Data Preparation Scripts
------------------------

We provide several example scripts to help you prepare your dataset, including for gsm8k, LiveCodeBench, SearchR1, and the SynSQL text-to-SQL dataset. 

**To use a new dataset for training, you can use the provided scripts as a template to create your own.**

Generally, only a single method (`make_map_fn`) must be implemented to convert the new dataset into the required format. Below is an example of converting the SynSQL text-to-SQL dataset into the required format:

.. code-block:: python

  def make_map_fn(split):
        def process_fn(example, idx):
            """Transform each dataset example into the required format"""
            if split == "train":
                user_content = ("{db_details}:" + example["schema"] + 
                              ";\n {external_knowledge}: " + example["external_knowledge"] + 
                              ";\n {question}: " + example["question"])
            else:
                user_content = ("{db_details}:" + example["schema"] + 
                              "; {question}: " + example["question"])
            
            data = {
                "data_source": "synsql",
                "prompt": [
                    {"role": "system", "content": short_system_prompt},
                    {
                        "role": "user",
                        "content": user_content,
                    },
                ],
                "env_class": "text2sql",
                "reward_spec": {
                    "method": "rule",
                    "ground_truth": example["sql"],
                },
                # Custom fields specific to the SynSQL dataset:
                "db_id": example["db_id"],
                "data": example["data"],
            }
            return data
        
        return process_fn

Then, the mapping function is called on each sample in the dataset, and the final converted dataset is saved to a parquet file:

.. code-block:: python

  train_dataset = input_dataset.map(function=make_map_fn("train"), with_indices=True)
  train_dataset.to_parquet(os.path.join(args.output, "train.parquet"))
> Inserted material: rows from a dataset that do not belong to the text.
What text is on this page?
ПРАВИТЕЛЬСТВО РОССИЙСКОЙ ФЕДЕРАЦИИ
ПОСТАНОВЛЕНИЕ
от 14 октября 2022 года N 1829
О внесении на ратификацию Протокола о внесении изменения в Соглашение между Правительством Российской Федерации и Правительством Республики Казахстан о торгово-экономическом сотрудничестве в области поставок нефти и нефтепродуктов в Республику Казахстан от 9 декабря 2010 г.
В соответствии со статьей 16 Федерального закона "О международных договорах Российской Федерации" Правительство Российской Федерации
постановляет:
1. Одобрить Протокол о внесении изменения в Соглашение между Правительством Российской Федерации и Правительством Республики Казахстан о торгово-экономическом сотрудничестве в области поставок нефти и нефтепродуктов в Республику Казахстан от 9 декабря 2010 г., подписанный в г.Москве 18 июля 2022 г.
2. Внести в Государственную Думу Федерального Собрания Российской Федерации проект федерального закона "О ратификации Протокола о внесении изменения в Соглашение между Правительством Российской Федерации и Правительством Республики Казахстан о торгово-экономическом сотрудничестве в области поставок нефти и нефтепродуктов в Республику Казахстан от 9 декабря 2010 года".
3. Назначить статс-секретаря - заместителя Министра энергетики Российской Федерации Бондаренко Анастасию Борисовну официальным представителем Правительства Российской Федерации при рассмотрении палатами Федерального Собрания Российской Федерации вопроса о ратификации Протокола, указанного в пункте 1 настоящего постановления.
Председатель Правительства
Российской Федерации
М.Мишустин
Note, however, that SkyRL can also load datasets from a local json file or by Hugging Face dataset name.

Using Dataset to Train
----------------------

With your correctly formatted datasets, you can pass the dataset file paths to the training script:

.. code-block:: bash

  # Dataset file paths
  uv run -m skyrl_train.entrypoints.main_base \
    data.train_data="['path/to/train.parquet']" \
    data.val_data="['path/to/validation.parquet']" \

or specify HuggingFace dataset(s) prepared in the expected format:

.. code-block:: bash

  # Huggingface dataset
  uv run -m skyrl_train.entrypoints.main_base \
    data.train_data="['username/my_dataset:train']" \
    data.val_data="['username/my_dataset:validation']" \



Reference Scripts
-----------------

Use the following scripts as a template to prepare your dataset:

- `gsm8k_dataset.py <https://github.com/NovaSky-AI/SkyRL/blob/main/skyrl-train/examples/gsm8k/gsm8k_dataset.py>`_
- `multiply_dataset.py <https://github.com/NovaSky-AI/SkyRL/blob/main/skyrl-train/examples/multiply/multiply_dataset.py>`_